No Defeat for the Taliban
The Taliban intelligence chief Quri Ahmadullah came across as brash and unbowed in an interview he granted on December 28 to a reporter of the Pakistani Pashtun newspaper Shariat. He invited the reporter quite openly to the Pakistanvillage of Datha Khail, south of Tora Bora and eight miles from the Afghan border, where he has taken up residence since the Taliban was put to flight.
Surrounded by guards brandishing Kalashnikov assault rifles, Ahmadullah made these points:
A. The Taliban had not been defeated in battle; it effected a tactical retreat from Afghanistan’s main cities to stay clear of heavy American bombardments.
B. Osma bin Laden, Mullah Omar and the rest of the Taliban leadership were alive and fit. Some were still in Afghanistan, the rest on the Pakistani side of the border. Omar, according to the intelligence chief, is in safe hiding in a secret location northeast of Kandahar. Ahmadullah said he himself left Jalalabad on November 14, first moving to Tora Bora and then over to Pakistan. Most of the Taliban’s Pashtun fighters escaped from Tora Bora to the Parachinar region of western Pakistan.
Asked how they all managed to cross over, the Taliban officer pointed to his Pakistan landlord, Malik Gulmarjan. Our Pashtun brothers in Pakistan will do anything to help us, he declared, even handing over their homes.
C. On the future, Ahmadullah said the Taliban heads were busy regrouping to counter-attack the interim government in Kabul. He revealed that ten days before the interview, he sent his deputy Abdul Huq Wasiq across to meet Mullah Omar’s men. He was caught by US special forces near Ghazni.
debkafile‘s analysts draw three conclusions from Ahmadullah’s statements.
1. His lack of concealment in exposing his hideout and identity to the Pakistani reporter means he is not afraid. He presumes the rulers of Islamabad will not dare send the Pakistani army to lay hands on him for fear of provoking a general showdown with the Pashtun tribes of the borders areas.
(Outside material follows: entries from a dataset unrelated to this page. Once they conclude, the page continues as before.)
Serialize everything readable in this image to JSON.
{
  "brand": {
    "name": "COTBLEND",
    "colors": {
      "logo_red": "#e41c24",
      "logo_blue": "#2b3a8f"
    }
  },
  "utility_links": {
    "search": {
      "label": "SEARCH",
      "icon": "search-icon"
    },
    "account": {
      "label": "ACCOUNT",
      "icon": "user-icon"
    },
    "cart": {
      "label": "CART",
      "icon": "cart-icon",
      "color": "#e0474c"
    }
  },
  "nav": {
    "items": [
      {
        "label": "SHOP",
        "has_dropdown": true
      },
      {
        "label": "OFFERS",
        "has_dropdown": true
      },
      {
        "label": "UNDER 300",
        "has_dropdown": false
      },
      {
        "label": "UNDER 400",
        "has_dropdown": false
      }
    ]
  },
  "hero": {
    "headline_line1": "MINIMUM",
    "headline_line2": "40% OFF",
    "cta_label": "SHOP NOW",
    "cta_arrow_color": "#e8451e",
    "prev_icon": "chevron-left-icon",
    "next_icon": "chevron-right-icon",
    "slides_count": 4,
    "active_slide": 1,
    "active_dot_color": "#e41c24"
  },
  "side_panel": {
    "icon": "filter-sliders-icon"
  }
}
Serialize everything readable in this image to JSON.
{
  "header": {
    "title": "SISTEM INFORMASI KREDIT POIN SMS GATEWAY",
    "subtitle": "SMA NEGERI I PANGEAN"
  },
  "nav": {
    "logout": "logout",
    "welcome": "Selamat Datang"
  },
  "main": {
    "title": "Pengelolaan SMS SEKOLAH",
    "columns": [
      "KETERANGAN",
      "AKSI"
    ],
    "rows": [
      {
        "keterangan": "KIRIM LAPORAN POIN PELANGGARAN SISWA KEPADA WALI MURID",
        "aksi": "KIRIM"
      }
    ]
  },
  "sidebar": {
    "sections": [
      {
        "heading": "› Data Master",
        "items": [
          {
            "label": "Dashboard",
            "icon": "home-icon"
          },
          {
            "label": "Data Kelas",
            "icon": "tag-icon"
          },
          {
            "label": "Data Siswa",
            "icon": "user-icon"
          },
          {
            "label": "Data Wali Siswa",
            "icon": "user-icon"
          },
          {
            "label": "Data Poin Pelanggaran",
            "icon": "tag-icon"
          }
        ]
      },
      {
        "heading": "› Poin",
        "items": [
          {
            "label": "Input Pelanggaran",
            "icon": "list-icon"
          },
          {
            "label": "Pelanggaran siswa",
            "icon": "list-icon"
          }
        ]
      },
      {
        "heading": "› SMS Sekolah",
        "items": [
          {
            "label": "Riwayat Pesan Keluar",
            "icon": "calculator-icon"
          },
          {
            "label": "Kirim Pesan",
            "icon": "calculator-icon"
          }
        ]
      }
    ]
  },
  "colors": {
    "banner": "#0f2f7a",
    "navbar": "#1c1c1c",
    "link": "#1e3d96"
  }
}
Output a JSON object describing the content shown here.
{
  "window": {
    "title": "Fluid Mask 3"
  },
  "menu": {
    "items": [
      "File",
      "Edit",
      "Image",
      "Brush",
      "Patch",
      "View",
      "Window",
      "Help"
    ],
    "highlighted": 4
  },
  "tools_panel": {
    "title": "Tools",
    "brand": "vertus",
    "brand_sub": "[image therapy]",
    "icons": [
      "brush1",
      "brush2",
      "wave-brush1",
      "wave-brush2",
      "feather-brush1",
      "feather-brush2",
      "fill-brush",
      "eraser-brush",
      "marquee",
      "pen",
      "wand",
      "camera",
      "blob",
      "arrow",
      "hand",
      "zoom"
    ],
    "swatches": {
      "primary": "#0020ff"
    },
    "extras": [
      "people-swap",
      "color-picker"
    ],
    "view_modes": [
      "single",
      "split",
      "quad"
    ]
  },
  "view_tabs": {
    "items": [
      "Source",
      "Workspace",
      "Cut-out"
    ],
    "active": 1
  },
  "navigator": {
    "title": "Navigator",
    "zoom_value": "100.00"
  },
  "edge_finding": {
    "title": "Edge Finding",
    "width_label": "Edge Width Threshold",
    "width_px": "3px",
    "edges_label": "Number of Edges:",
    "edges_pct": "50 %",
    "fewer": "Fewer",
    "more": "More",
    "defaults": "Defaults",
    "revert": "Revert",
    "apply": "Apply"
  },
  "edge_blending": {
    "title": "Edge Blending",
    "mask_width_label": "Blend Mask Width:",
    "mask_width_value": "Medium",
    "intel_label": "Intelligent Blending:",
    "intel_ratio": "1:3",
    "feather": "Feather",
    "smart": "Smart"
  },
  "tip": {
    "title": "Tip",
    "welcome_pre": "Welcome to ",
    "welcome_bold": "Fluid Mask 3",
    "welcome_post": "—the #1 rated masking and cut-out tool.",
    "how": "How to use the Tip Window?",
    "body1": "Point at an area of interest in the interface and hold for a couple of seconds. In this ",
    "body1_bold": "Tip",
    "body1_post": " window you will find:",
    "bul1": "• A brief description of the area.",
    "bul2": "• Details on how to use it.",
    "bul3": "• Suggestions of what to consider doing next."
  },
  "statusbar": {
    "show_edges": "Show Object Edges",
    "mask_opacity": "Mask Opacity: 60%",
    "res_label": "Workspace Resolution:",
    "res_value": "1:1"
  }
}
2. For the Taliban leaders, the war is far from over. They are avowedly gathering themselves for the next round.
3. Although he spoke the name of Osama bin Laden, the Taliban intelligence chief omitted mention of al Qaeda as participants in future battles, which he discussed as an internal Afghan affair.
debkafile‘s military experts estimate net Taliban fighting strength in the Pakistan frontier regions at 15-18,000 soldiers. They have intermingled with local tribesmen in the guise of civilians in search of a living for their families, but their weapons are within easy reach. Another 6-8,000 Taliban fighters are on active service in Afghanistan, whether in pockets of resistance scattered round the country or the mountains of Hindu Kush and Little Pamir. This group has kept charge of most of the Taliban’s arsenal of heavy weapons.
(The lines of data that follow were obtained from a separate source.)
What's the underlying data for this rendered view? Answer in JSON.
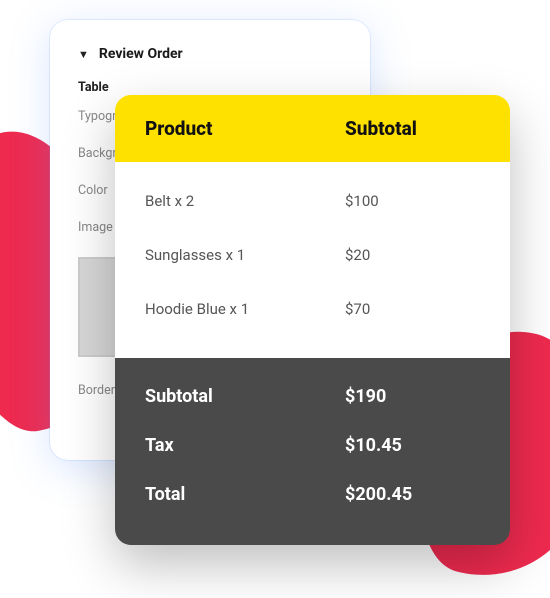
{
  "settings": {
    "section_title": "Review Order",
    "subhead": "Table",
    "fields": {
      "typography": "Typography",
      "background": "Background",
      "color": "Color",
      "image": "Image",
      "border_type": "Border Type"
    }
  },
  "order": {
    "header": {
      "product": "Product",
      "subtotal": "Subtotal"
    },
    "items": [
      {
        "name": "Belt x 2",
        "price": "$100"
      },
      {
        "name": "Sunglasses x 1",
        "price": "$20"
      },
      {
        "name": "Hoodie Blue x 1",
        "price": "$70"
      }
    ],
    "totals": {
      "subtotal_label": "Subtotal",
      "subtotal_value": "$190",
      "tax_label": "Tax",
      "tax_value": "$10.45",
      "total_label": "Total",
      "total_value": "$200.45"
    }
  }
}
The fighting force at the disposal of Hamid Karzai’s interim government would be outnumbered in a wholesale Taliban counter-offensive, no more than 20,000 soldiers, who exist anyway only on paper. To raise this number, the interim prime minister would have to engage in drawn out wheeling and dealing with all the anti-Taliban factions and militias. Assuming Karzai’s own Eastern Alliance, a predominantly southern Pashtun militia, is in the bag, he must still draw in the ousted president Burhanuddin Rabbani’s ethnic Tajik faction of the Northern Alliance, plus its strongman, the ethnic Uzbek general Rashid Dostum.
Karzai had the foresight to name Rabbani’s man, General Fahim, defense minister and General Dostum deputy defense minister. But still the figures do not add up to a force able to stand up to the Taliban if they decide to return to the fray.
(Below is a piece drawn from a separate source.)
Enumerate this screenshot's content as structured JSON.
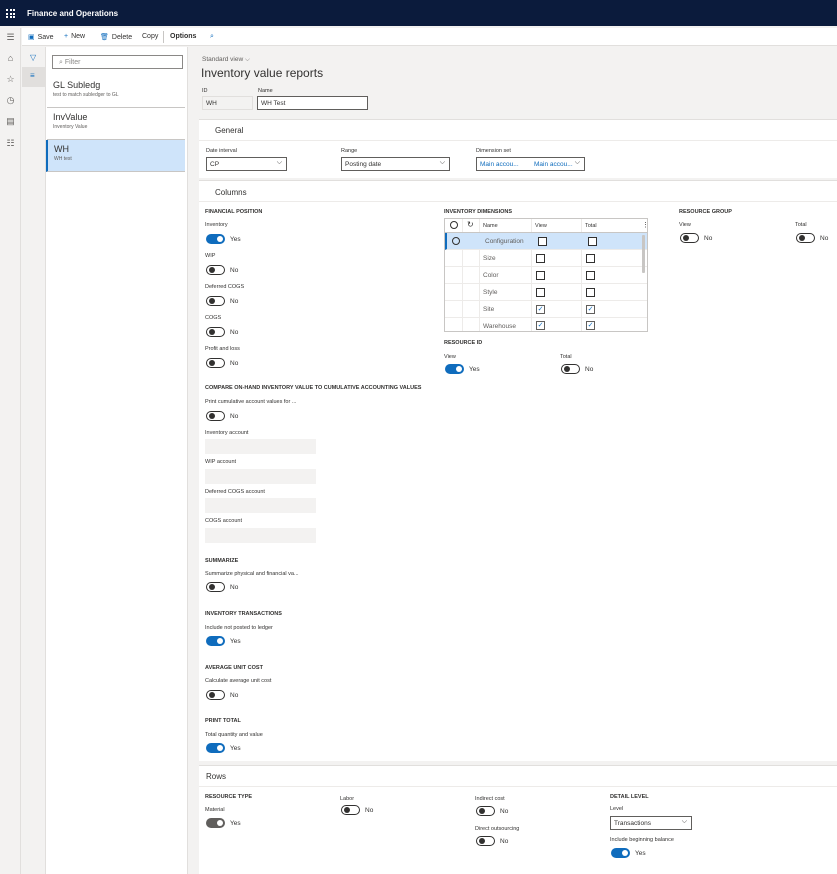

To even up the balance, Karzai will have to rely on foreign military aid, which is why he is preparing to accept the UN-mandated international force in the teeth of objections from wishes of his coalition partners. They are doing what they can to keep the foreign troops out or down to a token minimum, because their presence cuts into their leverage.
This tussle, still unresolved Sunday, is an early test of Karzai’s leadership.
He is bound by a rigid timetable. His interim term of six months comes to an end in May, just after the spring thaw allows the Taliban to mount an offensive. This timetable is therefore crucial to his prospects of forming a stable government.